EBV, HHV and CMV detected with PCR.
Levels of all 3 virusses were similar in controls and they concluded that their data did not support the hypothesis of ongoing or reactivated EBV, HHV-6, or CMV infection in the pathogenesis of CFS.
Detection of Herpesviruses and Parvovirus B19 in Gastric and Intestinal Mucosa of Chronic Fatigue Syndrome Patients
They tested 48 CFIDS patients and 35 healthy controls.
For EBV, HHV6, HHV7 there were no big differences between patients and controls .
These virusses are probably not relevant for CFS.
Parvovirus B19 DNA was detected in 40% of the patients, and in less than 15% of the controls.
Parvovirus B19 may be involved in the pathogenesis of CFS, at least for a subset of patients.

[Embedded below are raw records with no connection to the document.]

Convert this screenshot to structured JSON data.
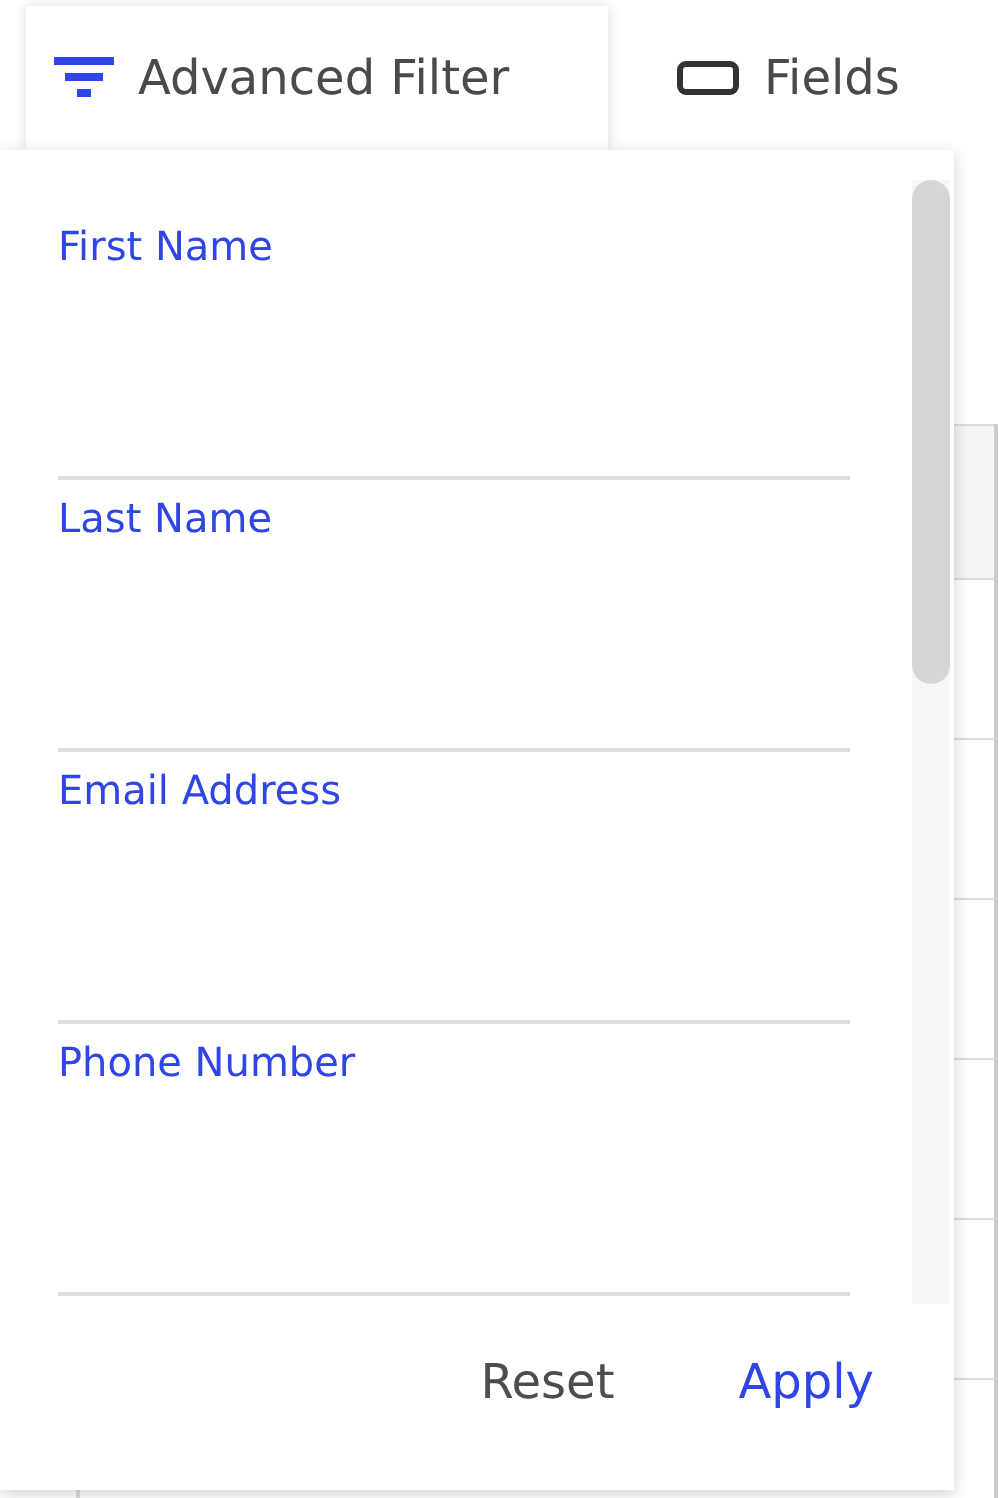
{
  "toolbar": [
    {
      "kind": "filter",
      "label": "Advanced Filter",
      "selected": true
    },
    {
      "kind": "fields",
      "label": "Fields",
      "selected": false
    }
  ],
  "filter_panel": {
    "fields": [
      {
        "label": "First Name"
      },
      {
        "label": "Last Name"
      },
      {
        "label": "Email Address"
      },
      {
        "label": "Phone Number"
      }
    ],
    "buttons": [
      {
        "kind": "secondary",
        "label": "Reset"
      },
      {
        "kind": "primary",
        "label": "Apply"
      }
    ]
  }
}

HHV-6 and HHV-7 may be involved in the pathogenesis of CFS and reactivation of both viruses may provoke changes in the phenotype of circulating lymphocytes. Dual infection rate was significantly higher in CFS patients. Active HHV-6 and dual (HHV-6 + HHV-7) infections were detected in CFS patients only, and frequency of HHV-7 reactivation was also significantly higher in these patients. HHV-6 variant B was predominant in CFS patients (12/13). The changes of immunological parameters in CFS patients with active dual infection were characterized by significant decrease of CD3+ and CD4+ T cells, significant increase of CD95+ cells and decrease of CD4+/CD8+ ratio.